Input Method Params CL (Clothing) NT (Night) Overall
Point Cloud LidarGait++ (CVPR25) 4.4M 92.4 92.2 92.7
Silhouette GaitBase (CVPR23) 8.0M 49.6 25.9 76.1
Event EVGait (CVPR19) 45.2M 67.8 78.7 65.4
Event Ours 4.6M 93.3 84.8 92.8

Compared to GaitBase, performance gains reach \(+18.4\%\) in clothing-change and \(+37.3\%\) at night.

Ablation Study

The dual-stream architecture is critical, and 3 experts in MoSE is the optimal balance (SUSTech1K-E):

Configuration NM CL NT Overall Note
Static Only 82.6 61.6 76.9 82.0 Missing motion
Dynamic Only 74.5 52.0 71.7 72.4 Missing structure
Dual-stream 92.5 78.1 84.8 92.8 Full model
MoSE (1 expert) 88.4 Standard SNN
MoSE (3 experts) 92.8 Default

Key Findings

  • Dual-stream complementarity: Removing either stream causes a performance drop of \(10\%+\).
  • Multi-tau MoSE: Using 3 experts (92.8) yields significant gains over a single SNN (88.4).
  • Moderate CroSA supervision: \(\lambda_d=0.2\) is optimal; excessive weighting introduces identity-irrelevant textures from RGB.
  • Low-light superiority: Performance drops only \(9.6\%\) across light conditions, whereas silhouette methods drop \(30\%+\).

Highlights & Insights

  • Explicit decoupling of dynamics and shape allows each mechanism to focus on its strength, avoiding trade-offs in temporal/spatial resolution.
  • MoSE applies MoE to the temporal domain of spiking neurons, letting the network hold different "temporal filters" (membrane constants) for varying lighting/motion.
  • CroSA utilizes VFM knowledge transfer without increasing inference cost, distilling dense human structure priors into sparse event encoders.
  • Cost-efficiency: Achieving LiDAR-level performance at a fraction of the hardware cost (\(1/50\)).

Limitations & Future Work

  • Reliance on synthetic data: Current benchmarks are synthesized, introducing a sim-to-real gap.
  • Training-time RGB: CroSA requires synchronized RGB frames for distillation, which may not always be available in pure event-collection pipelines.
  • Cross-domain challenges: Rank-1 on CCGR-Mini remains low (\(3.7\%\) in Table 3), indicating that high covariate and viewpoint variance is still unresolved.
  • vs.

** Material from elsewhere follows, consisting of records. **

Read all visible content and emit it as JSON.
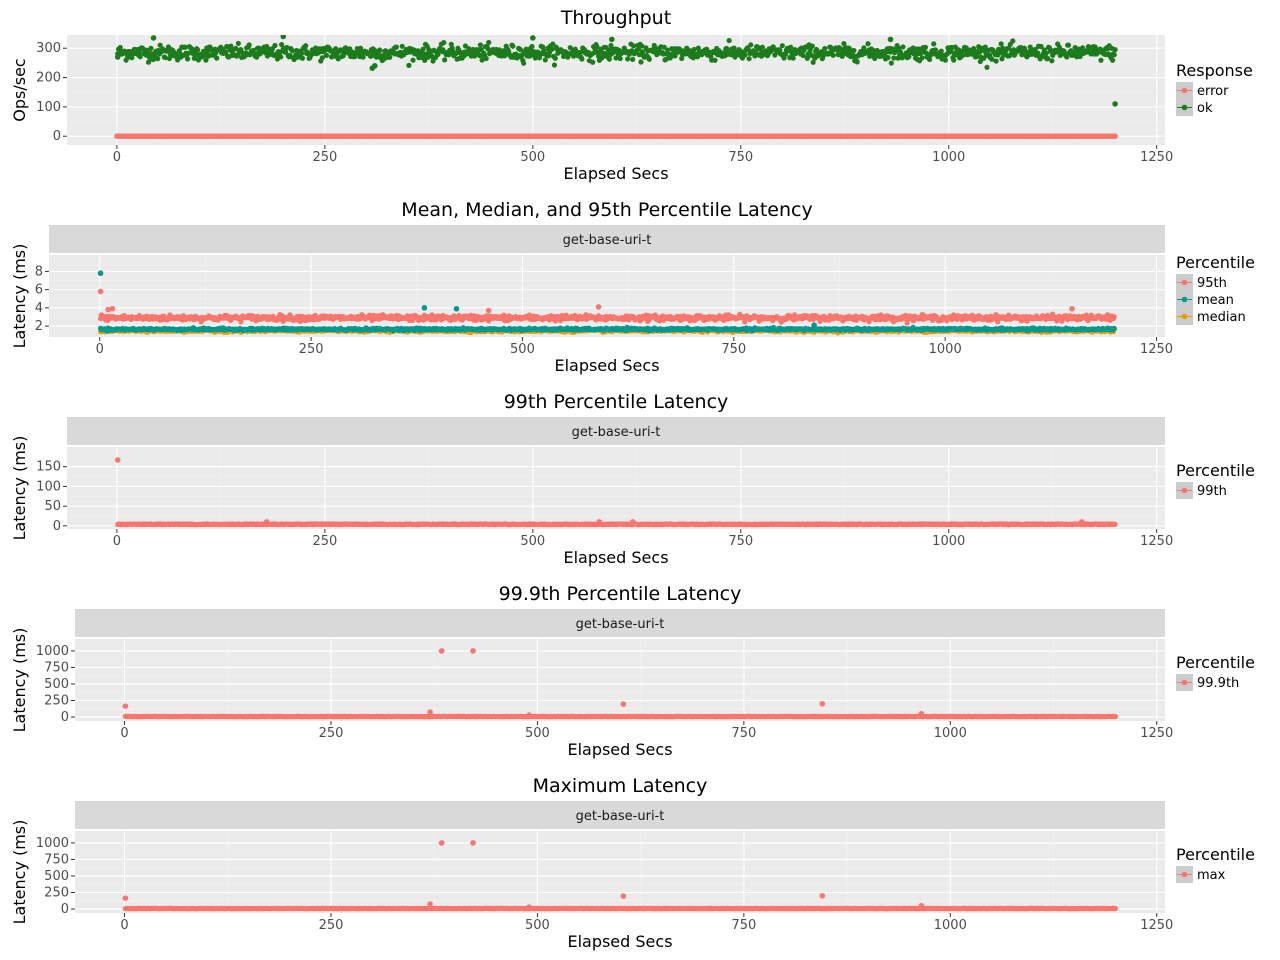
{
  "chart_data": [
    {
      "type": "scatter",
      "title": "Throughput",
      "xlabel": "Elapsed Secs",
      "ylabel": "Ops/sec",
      "xlim": [
        -60,
        1260
      ],
      "ylim": [
        -30,
        345
      ],
      "xticks": [
        0,
        250,
        500,
        750,
        1000,
        1250
      ],
      "yticks": [
        0,
        100,
        200,
        300
      ],
      "grid": true,
      "facet": "",
      "legend": {
        "title": "Response",
        "position": "right"
      },
      "series": [
        {
          "name": "error",
          "color": "#F8766D",
          "description_values": {
            "x_range": [
              0,
              1200
            ],
            "y_typical": 0
          },
          "points": [
            [
              0,
              0
            ],
            [
              100,
              0
            ],
            [
              200,
              0
            ],
            [
              300,
              0
            ],
            [
              400,
              0
            ],
            [
              500,
              0
            ],
            [
              600,
              0
            ],
            [
              700,
              0
            ],
            [
              800,
              0
            ],
            [
              900,
              0
            ],
            [
              1000,
              0
            ],
            [
              1100,
              0
            ],
            [
              1200,
              0
            ]
          ]
        },
        {
          "name": "ok",
          "color": "#1C7C1C",
          "description_values": {
            "x_range": [
              0,
              1200
            ],
            "y_typical": 285,
            "y_spread": 25
          },
          "points": [
            [
              1,
              270
            ],
            [
              44,
              335
            ],
            [
              200,
              340
            ],
            [
              307,
              232
            ],
            [
              310,
              240
            ],
            [
              500,
              335
            ],
            [
              595,
              330
            ],
            [
              930,
              330
            ],
            [
              1200,
              110
            ]
          ]
        }
      ]
    },
    {
      "type": "scatter",
      "title": "Mean, Median, and 95th Percentile Latency",
      "xlabel": "Elapsed Secs",
      "ylabel": "Latency (ms)",
      "xlim": [
        -60,
        1260
      ],
      "ylim": [
        0.8,
        9.8
      ],
      "xticks": [
        0,
        250,
        500,
        750,
        1000,
        1250
      ],
      "yticks": [
        2,
        4,
        6,
        8
      ],
      "grid": true,
      "facet": "get-base-uri-t",
      "legend": {
        "title": "Percentile",
        "position": "right"
      },
      "series": [
        {
          "name": "95th",
          "color": "#F8766D",
          "description_values": {
            "y_typical": 2.9,
            "y_spread": 0.3
          },
          "points": [
            [
              1,
              5.8
            ],
            [
              2,
              3.2
            ],
            [
              10,
              3.8
            ],
            [
              15,
              3.9
            ],
            [
              460,
              3.7
            ],
            [
              590,
              4.1
            ],
            [
              1150,
              3.9
            ]
          ]
        },
        {
          "name": "mean",
          "color": "#00998F",
          "description_values": {
            "y_typical": 1.65,
            "y_spread": 0.12
          },
          "points": [
            [
              1,
              7.8
            ],
            [
              384,
              4.0
            ],
            [
              422,
              3.9
            ],
            [
              845,
              2.1
            ]
          ]
        },
        {
          "name": "median",
          "color": "#E69F00",
          "description_values": {
            "y_typical": 1.5,
            "y_spread": 0.15
          },
          "points": []
        }
      ]
    },
    {
      "type": "scatter",
      "title": "99th Percentile Latency",
      "xlabel": "Elapsed Secs",
      "ylabel": "Latency (ms)",
      "xlim": [
        -60,
        1260
      ],
      "ylim": [
        -8,
        200
      ],
      "xticks": [
        0,
        250,
        500,
        750,
        1000,
        1250
      ],
      "yticks": [
        0,
        50,
        100,
        150
      ],
      "grid": true,
      "facet": "get-base-uri-t",
      "legend": {
        "title": "Percentile",
        "position": "right"
      },
      "series": [
        {
          "name": "99th",
          "color": "#F8766D",
          "description_values": {
            "y_typical": 4,
            "y_spread": 2
          },
          "points": [
            [
              1,
              167
            ],
            [
              180,
              10
            ],
            [
              580,
              10
            ],
            [
              620,
              10
            ],
            [
              1160,
              10
            ]
          ]
        }
      ]
    },
    {
      "type": "scatter",
      "title": "99.9th Percentile Latency",
      "xlabel": "Elapsed Secs",
      "ylabel": "Latency (ms)",
      "xlim": [
        -60,
        1260
      ],
      "ylim": [
        -60,
        1180
      ],
      "xticks": [
        0,
        250,
        500,
        750,
        1000,
        1250
      ],
      "yticks": [
        0,
        250,
        500,
        750,
        1000
      ],
      "grid": true,
      "facet": "get-base-uri-t",
      "legend": {
        "title": "Percentile",
        "position": "right"
      },
      "series": [
        {
          "name": "99.9th",
          "color": "#F8766D",
          "description_values": {
            "y_typical": 8,
            "y_spread": 6
          },
          "points": [
            [
              1,
              165
            ],
            [
              370,
              75
            ],
            [
              384,
              1000
            ],
            [
              422,
              1000
            ],
            [
              490,
              30
            ],
            [
              604,
              195
            ],
            [
              845,
              200
            ],
            [
              965,
              50
            ]
          ]
        }
      ]
    },
    {
      "type": "scatter",
      "title": "Maximum Latency",
      "xlabel": "Elapsed Secs",
      "ylabel": "Latency (ms)",
      "xlim": [
        -60,
        1260
      ],
      "ylim": [
        -60,
        1180
      ],
      "xticks": [
        0,
        250,
        500,
        750,
        1000,
        1250
      ],
      "yticks": [
        0,
        250,
        500,
        750,
        1000
      ],
      "grid": true,
      "facet": "get-base-uri-t",
      "legend": {
        "title": "Percentile",
        "position": "right"
      },
      "series": [
        {
          "name": "max",
          "color": "#F8766D",
          "description_values": {
            "y_typical": 8,
            "y_spread": 6
          },
          "points": [
            [
              1,
              165
            ],
            [
              370,
              75
            ],
            [
              384,
              1000
            ],
            [
              422,
              1000
            ],
            [
              490,
              30
            ],
            [
              604,
              195
            ],
            [
              845,
              200
            ],
            [
              965,
              50
            ]
          ]
        }
      ]
    }
  ]
}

EV-Gait: EventGait preserves sub-bin temporal precision and uses a dual-stream design, achieving higher accuracy with 10x fewer parameters.
  • vs. Silhouette methods: These fail under low light; EventGait remains robust due to the high dynamic range of event cameras.
  • vs. LiDAR methods: EventGait matches accuracy while using much cheaper sensors, demonstrating that 2D event streams can provide sufficient spatio-temporal dynamics.

Rating

  • Novelty: ⭐⭐⭐⭐⭐ Decoupling + MoSE + CroSA provides a fresh paradigm for event gait recognition.
  • Experimental Thoroughness: ⭐⭐⭐⭐⭐ Extensive evaluation across 5 categories with comprehensive ablations.
  • Writing Quality: ⭐⭐⭐⭐ Clear motivation; some implementation details are relegated to the appendix.
  • Value: ⭐⭐⭐⭐⭐ High potential for low-cost, robust surveillance and security applications.